Other uses of CallRail include:

  • Matching callers with sales (either through CRM or manually)
  • Call recordings to evaluate things like lead quality, customer service quality, etc.
  • Quick CSV reports; these are flexible enough to be integrated into any report template

To learn more about CallRail, visit their site:

Wufoo

Wufoo is a useful web application that helps us to build online forms. Wufoo will automatically build the database, backend and scripts needed to make collecting and understanding data simplified and useful. We usually embed Wufoo in an JavaScript widget, but it also comes in iFrame.

The value of Wufoo is recognized in it’s ability to accurately track conversions, both micro and macro through separate forms. The forms it creates are simple and effective, and all tracking is done automatically.

Below is a screen shot of the Wufoo analytics report. The very fact that it is so visual in layout makes it a priceless tool for marketers looking to catch a client’s attention. The scope of data is also extremely helpful for easing the report writing process.

Wufoo Screen Shot

How To Present Data

Creating a dynamic and visualizing engaging report isn’t exactly necessary, but it will go a long way in helping your client understand and enjoy your reporting. Graphs, images, and appealing formatting—clients will thank you for not boring them to tears.

Extremely visual

Why use a thousand words to say something that can be communicated with one simple graph? Using visual aids in reporting is extremely helpful in keeping reports understandable and readable for clients.

In our reports, we use various images of our tracking data from Google Analytics and information gleaned from CallRail. These allow us to demonstrate easily trends, spikes and decreases in organic searches, impressions, etc.

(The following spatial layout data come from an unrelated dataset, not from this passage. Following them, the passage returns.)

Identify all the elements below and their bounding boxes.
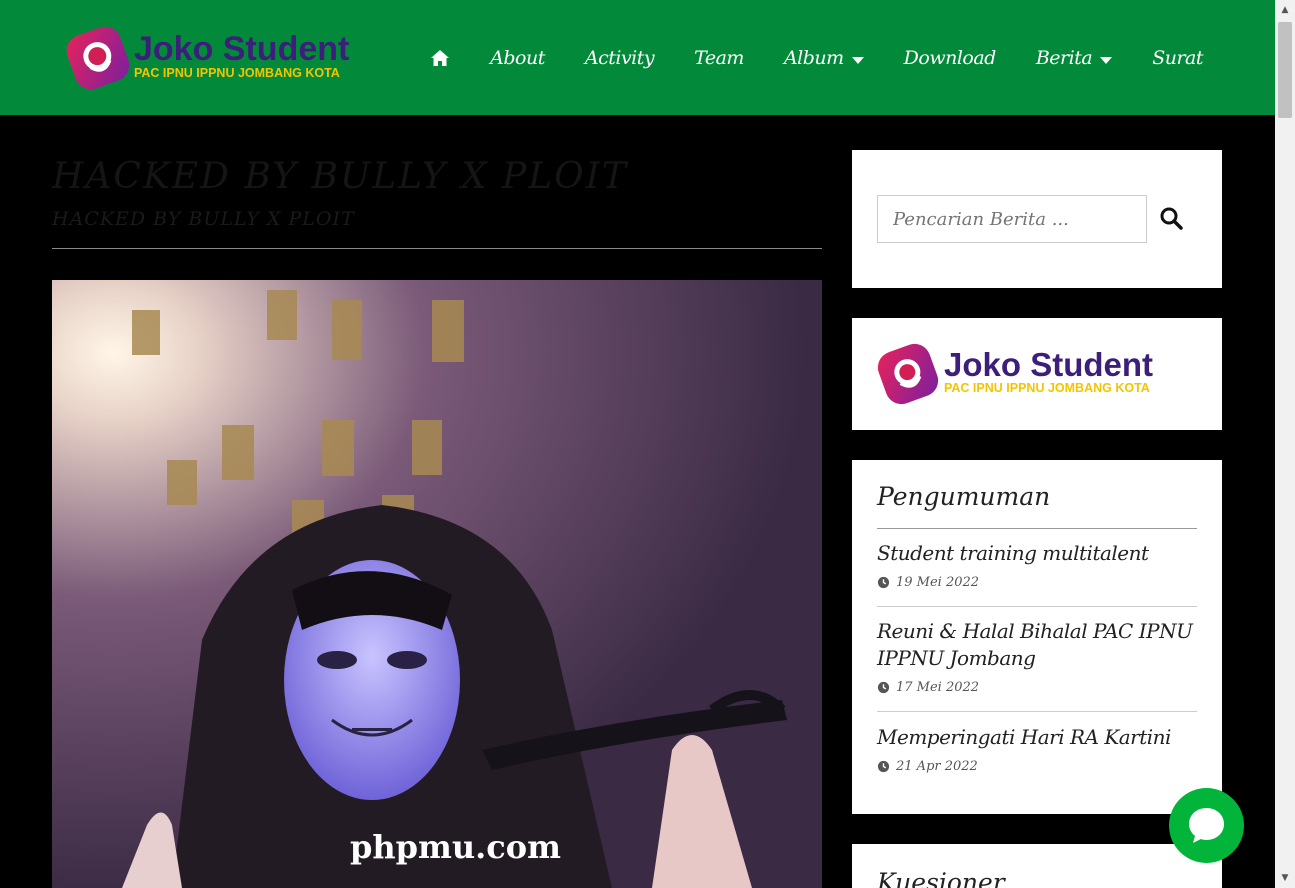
- nav-about-label: About: [490, 47, 545, 69]
- post-title-link[interactable]: Student training multitalent: [877, 540, 1197, 567]
- list-item: Reuni & Halal Bihalal PAC IPNU IPPNU Jom…: [877, 618, 1197, 695]
- main-nav: About Activity Team Album Download Berit…: [390, 40, 1203, 76]
- post-divider: [877, 711, 1197, 712]
- kuesioner-heading: Kuesioner: [877, 868, 1005, 888]
- kuesioner-widget: Kuesioner: [852, 844, 1222, 888]
- site-header: Joko Student PAC IPNU IPPNU JOMBANG KOTA…: [0, 0, 1275, 115]
- scroll-thumb[interactable]: [1278, 22, 1292, 118]
- nav-activity-label: Activity: [584, 47, 655, 69]
- article-subtitle: HACKED BY BULLY X PLOIT: [52, 208, 355, 230]
- search-widget: [852, 150, 1222, 288]
- clock-icon: [877, 576, 890, 589]
- scroll-down-icon[interactable]: ▼: [1275, 868, 1295, 888]
- nav-team-label: Team: [694, 47, 744, 69]
- sidebar-logo-widget: Joko Student PAC IPNU IPPNU JOMBANG KOTA: [852, 318, 1222, 430]
- announcement-heading: Pengumuman: [877, 482, 1051, 511]
- nav-surat-label: Surat: [1152, 47, 1203, 69]
- post-title-link[interactable]: Reuni & Halal Bihalal PAC IPNU IPPNU Jom…: [877, 618, 1197, 672]
- image-caption: phpmu.com: [350, 828, 561, 866]
- nav-surat[interactable]: Surat: [1152, 47, 1203, 69]
- page-scrollbar[interactable]: ▲ ▼: [1275, 0, 1295, 888]
- nav-album[interactable]: Album: [784, 47, 864, 69]
- nav-berita-label: Berita: [1035, 47, 1093, 69]
- caret-down-icon: [1100, 56, 1113, 64]
- post-title-link[interactable]: Memperingati Hari RA Kartini: [877, 724, 1197, 751]
- nav-team[interactable]: Team: [694, 47, 744, 69]
- sidebar-logo-title: Joko Student: [944, 346, 1153, 383]
- post-date: 17 Mei 2022: [877, 680, 1197, 695]
- search-input[interactable]: [877, 195, 1147, 243]
- home-icon: [431, 50, 450, 66]
- article-image: phpmu.com: [52, 280, 822, 888]
- article-title: HACKED BY BULLY X PLOIT: [52, 156, 628, 197]
- sidebar-logo-tagline: PAC IPNU IPPNU JOMBANG KOTA: [944, 381, 1150, 395]
- caret-down-icon: [851, 56, 864, 64]
- announcement-widget: Pengumuman Student training multitalent …: [852, 460, 1222, 814]
- nav-download[interactable]: Download: [903, 47, 997, 69]
- clock-icon: [877, 681, 890, 694]
- search-icon[interactable]: [1159, 206, 1183, 230]
- post-date-text: 17 Mei 2022: [896, 680, 980, 695]
- post-divider: [877, 606, 1197, 607]
- site-logo[interactable]: Joko Student PAC IPNU IPPNU JOMBANG KOTA: [64, 24, 394, 92]
- article-divider: [52, 248, 822, 249]
- nav-download-label: Download: [903, 47, 997, 69]
- clock-icon: [877, 760, 890, 773]
- nav-album-label: Album: [783, 47, 844, 69]
- sidebar-logo[interactable]: Joko Student PAC IPNU IPPNU JOMBANG KOTA: [876, 342, 1206, 410]
- list-item: Memperingati Hari RA Kartini 21 Apr 2022: [877, 724, 1197, 774]
- nav-activity[interactable]: Activity: [584, 47, 655, 69]
- logo-title: Joko Student: [134, 30, 349, 68]
- post-date-text: 19 Mei 2022: [896, 575, 980, 590]
- nav-berita[interactable]: Berita: [1035, 47, 1113, 69]
- post-date: 19 Mei 2022: [877, 575, 1197, 590]
- post-date: 21 Apr 2022: [877, 759, 1197, 774]
- list-item: Student training multitalent 19 Mei 2022: [877, 540, 1197, 590]
- post-date-text: 21 Apr 2022: [896, 759, 978, 774]
- scroll-up-icon[interactable]: ▲: [1275, 0, 1295, 20]
- chat-bubble-icon: [1189, 808, 1224, 843]
- nav-about[interactable]: About: [490, 47, 545, 69]
- chat-button[interactable]: [1169, 788, 1244, 863]
- logo-tagline: PAC IPNU IPPNU JOMBANG KOTA: [134, 66, 340, 80]
- heading-divider: [877, 528, 1197, 529]
- nav-home[interactable]: [430, 48, 450, 68]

Remember, because the purpose of a report is to clearly demonstrate your value, keep you accountable and your marketing strategies transparent, keeping your reports visually engaging will help the clients actually read that report.

In terms they understand

It’s important that your clients are able to fully understand your report. If you hand your client an 18 page report with enormous blocks of text, formatted to look like an attorneys brief you can be quite sure that they aren’t going to read it.

But they need to read it! This report should be designed to plainly display all of the ‘wins’ that your marketing skills gained for them this month. When they’ve finished reading the report, they should have a comprehensive knowledge of their website traffic, how many leads were generated, what content you’ve implemented, how much you’ve increased their ROI, and what the strategy for the following month will be. This strategy, of course, can be subject to change, but it should provide them with a nicely broad overview of all the amazing things your marketing campaign has done for them.

Monthly basis

If you think about it, even if you have clients on a 12 month contract, they are still paying you per month. If they are paying you for each month of service, we believe you should be showing them what each month of service is accomplishing for them. This allows complete accountability for your strategy fails (and wins), and a transparency that allows the client to know exactly what went wrong (or right) and how you’re going to fix it (or keep doing what you’re doing).

There are occasions in which some clients will prefer to have reports more frequently than on a monthly basis. Conversely, some clients will want reports quarterly instead. We feel that monthly reporting is the best approach, as it allows a full 30 campaign cycle to be completed. Also, analysis devices, and internal reporting are typically run on a monthly basis.

Your Takeaway…

When writing reports, it is important to remember that what you’re creating isn’t just another document full of graphs and bullet points. It’s a channel of communication between yourself and your clients. It’s a bridge, connecting their world to yours, and your world to theirs. While you, as the SEO/marketer, may feel deeply embedded in every aspect of that clients business, they may not have a clue as to what you’re up to.

Building a relationship of trust, commitment, transparency, and accountability is how we create partnerships with our clients. To stay a team, you have to stay connected.